Especially from the government's perspective, the core of rescuing Intel is the scarcity of wafer manufacturing, ultimately hoping Intel can eventually repair its wafer foundry capabilities
And at present, Intel previously affected by 'three-line defeat,' significantly reduced this year's capital expenditure. If subsequent business improves or foundry breakthroughs, there is potential for increased capital expenditure, relatively beneficial to upstream equipment manufacturers, especially Synopsys, AMAT, ASML, etc.
These companies, more or less, have been affected by Intel's reduced capital expenditure, impacting their own performance, stock prices stagnating, and even declining since 2025. Intel's ability to restart capital expenditure imagination opens up, and in the case of these companies' stock prices not being high, it can also bring effective boosts.
③ TSMC: Currently, the impact is not significant. This collaboration mainly focuses on x86 structure and integrated SoC, without involving significant foundry business, thus having little impact on TSMC's current foundry business. As the collaboration progresses, if Intel obtains large foundry orders or achieves breakthroughs in foundry, it may impact TSMC.
VII. Summary: Some Happy, Some Sad
In summary, Intel and NVIDIA's collaboration, Intel will be the biggest beneficiary. After the U.S. government, NVIDIA, and SoftBank become company shareholders, Intel is unlikely to see 'bankruptcy valuation' again. The extent of the company's subsequent recovery mainly depends on the specific performance of the collaboration products and breakthroughs in foundry business.
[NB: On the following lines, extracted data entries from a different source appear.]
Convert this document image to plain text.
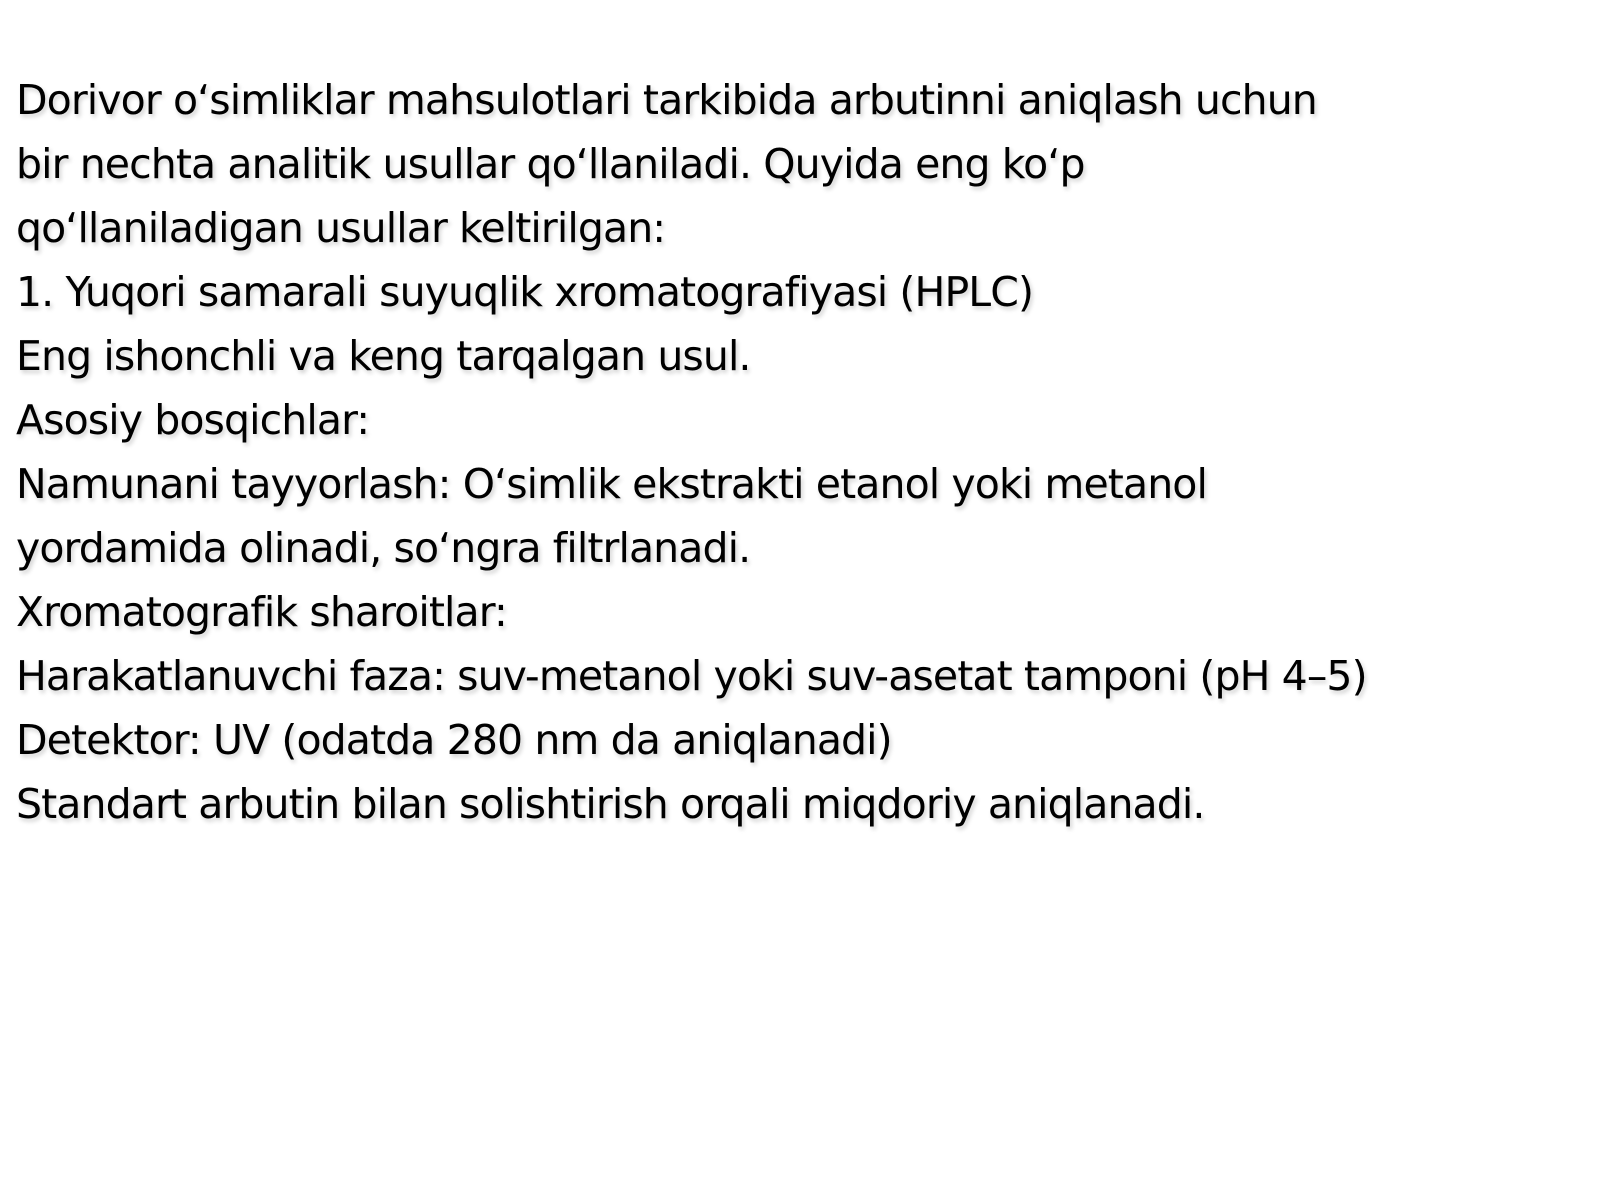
Dorivor o‘simliklar mahsulotlari tarkibida arbutinni aniqlash uchun
bir nechta analitik usullar qo‘llaniladi. Quyida eng ko‘p
qo‘llaniladigan usullar keltirilgan:
1. Yuqori samarali suyuqlik xromatografiyasi (HPLC)
Eng ishonchli va keng tarqalgan usul.
Asosiy bosqichlar:
Namunani tayyorlash: O‘simlik ekstrakti etanol yoki metanol
yordamida olinadi, so‘ngra filtrlanadi.
Xromatografik sharoitlar:
Harakatlanuvchi faza: suv-metanol yoki suv-asetat tamponi (pH 4–5)
Detektor: UV (odatda 280 nm da aniqlanadi)
Standart arbutin bilan solishtirish orqali miqdoriy aniqlanadi.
As for NVIDIA, although it is the main participant, it will not have a significant boost to its own performance, more imagination for future broader market business development.
AMD should be the most obvious negative impact, as Intel and NVIDIA join forces to reshape the CPU+GPU market, making AMD almost besieged, with Intel and NVIDIA teaming up in front, and ASIC leader Broadcom behind, increasing pressure.
And the semiconductor Capex stocks that have been lying down, after Intel receives support from the U.S. government and other aspects, may have the potential to increase capital expenditure again, regardless of whether foundry ultimately succeeds, it needs to buy 'shovels' first, thus benefiting semiconductor equipment companies. As for TSMC, the impact of this collaboration is not significant, but still needs to pay attention to breakthroughs in foundry and process.